The domain of `y=log_(10)(sqrt(6-x)+sqrt(x-4))` is :

To determine the domain of the function \( y = \log_{10}(\sqrt{6-x} + \sqrt{x-4}) \), we need to ensure that the expression inside the logarithm is positive, as the logarithm is only defined for positive values.

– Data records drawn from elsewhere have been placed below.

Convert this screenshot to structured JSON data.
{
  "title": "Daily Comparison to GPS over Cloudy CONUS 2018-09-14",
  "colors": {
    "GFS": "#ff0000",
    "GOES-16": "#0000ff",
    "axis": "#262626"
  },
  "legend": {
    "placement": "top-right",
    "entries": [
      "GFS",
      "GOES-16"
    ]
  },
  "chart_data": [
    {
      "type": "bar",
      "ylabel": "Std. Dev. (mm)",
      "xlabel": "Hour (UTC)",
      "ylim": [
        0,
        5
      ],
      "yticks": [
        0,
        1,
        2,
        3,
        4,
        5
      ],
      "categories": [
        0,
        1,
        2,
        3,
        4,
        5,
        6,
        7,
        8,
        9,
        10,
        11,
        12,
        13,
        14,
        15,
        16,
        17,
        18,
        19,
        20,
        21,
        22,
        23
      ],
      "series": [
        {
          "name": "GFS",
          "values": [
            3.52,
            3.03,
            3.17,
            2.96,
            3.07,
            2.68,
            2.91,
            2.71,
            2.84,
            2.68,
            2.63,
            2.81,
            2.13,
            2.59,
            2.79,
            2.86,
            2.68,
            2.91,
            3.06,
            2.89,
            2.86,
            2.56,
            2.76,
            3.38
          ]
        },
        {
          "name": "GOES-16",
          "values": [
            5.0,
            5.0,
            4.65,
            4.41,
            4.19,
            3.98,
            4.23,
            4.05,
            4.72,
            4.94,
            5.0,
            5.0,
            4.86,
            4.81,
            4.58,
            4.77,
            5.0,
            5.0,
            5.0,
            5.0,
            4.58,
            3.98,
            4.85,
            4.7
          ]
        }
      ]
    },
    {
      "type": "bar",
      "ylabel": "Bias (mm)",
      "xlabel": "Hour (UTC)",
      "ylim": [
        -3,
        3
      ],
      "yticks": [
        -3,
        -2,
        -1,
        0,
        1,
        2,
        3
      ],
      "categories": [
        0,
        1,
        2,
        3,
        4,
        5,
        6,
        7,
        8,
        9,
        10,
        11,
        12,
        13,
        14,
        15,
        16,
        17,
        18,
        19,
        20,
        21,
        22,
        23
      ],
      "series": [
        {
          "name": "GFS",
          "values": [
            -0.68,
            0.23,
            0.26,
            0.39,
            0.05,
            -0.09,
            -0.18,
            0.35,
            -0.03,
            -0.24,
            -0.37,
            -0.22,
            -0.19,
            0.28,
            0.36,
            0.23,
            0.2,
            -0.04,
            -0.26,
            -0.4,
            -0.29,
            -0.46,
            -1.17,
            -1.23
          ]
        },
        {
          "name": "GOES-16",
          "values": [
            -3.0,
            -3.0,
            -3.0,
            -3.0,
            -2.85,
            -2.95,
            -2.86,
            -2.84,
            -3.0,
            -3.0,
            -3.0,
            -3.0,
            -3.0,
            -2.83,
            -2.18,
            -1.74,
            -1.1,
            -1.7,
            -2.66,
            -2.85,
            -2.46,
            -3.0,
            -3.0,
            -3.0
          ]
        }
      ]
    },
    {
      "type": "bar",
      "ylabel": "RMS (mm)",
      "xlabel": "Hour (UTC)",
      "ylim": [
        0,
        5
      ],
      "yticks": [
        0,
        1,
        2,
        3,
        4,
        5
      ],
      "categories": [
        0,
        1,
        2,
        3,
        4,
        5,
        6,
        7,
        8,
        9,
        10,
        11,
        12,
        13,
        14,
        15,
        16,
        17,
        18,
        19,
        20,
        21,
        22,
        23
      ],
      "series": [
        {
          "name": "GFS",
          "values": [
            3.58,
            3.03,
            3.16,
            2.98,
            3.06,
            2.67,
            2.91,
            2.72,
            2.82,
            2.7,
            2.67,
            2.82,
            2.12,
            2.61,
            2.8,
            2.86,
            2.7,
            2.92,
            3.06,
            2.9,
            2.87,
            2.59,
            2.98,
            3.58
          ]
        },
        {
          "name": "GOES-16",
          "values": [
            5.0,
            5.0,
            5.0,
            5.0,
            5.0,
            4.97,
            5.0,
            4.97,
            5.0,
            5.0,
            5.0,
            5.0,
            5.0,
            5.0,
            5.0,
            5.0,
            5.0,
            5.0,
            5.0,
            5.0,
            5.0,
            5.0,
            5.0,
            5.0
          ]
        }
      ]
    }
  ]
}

Additionally, we must ensure that the square roots are defined. ### Step-by-Step Solution: 1. **Identify conditions for the square roots:** - The term \( \sqrt{6-x} \) is defined when \( 6-x \geq 0 \). - The term \( \sqrt{x-4} \) is defined when \( x-4 \geq 0 \). 2. **Set up inequalities:** - From \( 6-x \geq 0 \): \[ 6 \geq x \quad \Rightarrow \quad x \leq 6 \] - From \( x-4 \geq 0 \): \[ x \geq 4 \] 3. **Combine the inequalities:** - We have two inequalities: \[ 4 \leq x \leq 6 \] - This means \( x \) must be in the interval \( [4, 6] \). 4. **Check the expression inside the logarithm:** - We need \( \sqrt{6-x} + \sqrt{x-4} > 0 \). - Since both square roots are non-negative, the sum is positive as long as both square roots are defined and at least one of them is positive. - At \( x = 4 \): \[ \sqrt{6-4} + \sqrt{4-4} = \sqrt{2} + 0 > 0 \] - At \( x = 6 \): \[ \sqrt{6-6} + \sqrt{6-4} = 0 + \sqrt{2} > 0 \] - For any \( x \) in the interval \( (4, 6) \), both square roots will be positive. 5. **Conclusion:** - Therefore, the domain of the function \( y = \log_{10}(\sqrt{6-x} + \sqrt{x-4}) \) is: \[ [4, 6] \] ### Final Answer: The domain of \( y = \log_{10}(\sqrt{6-x} + \sqrt{x-4}) \) is \( [4, 6] \).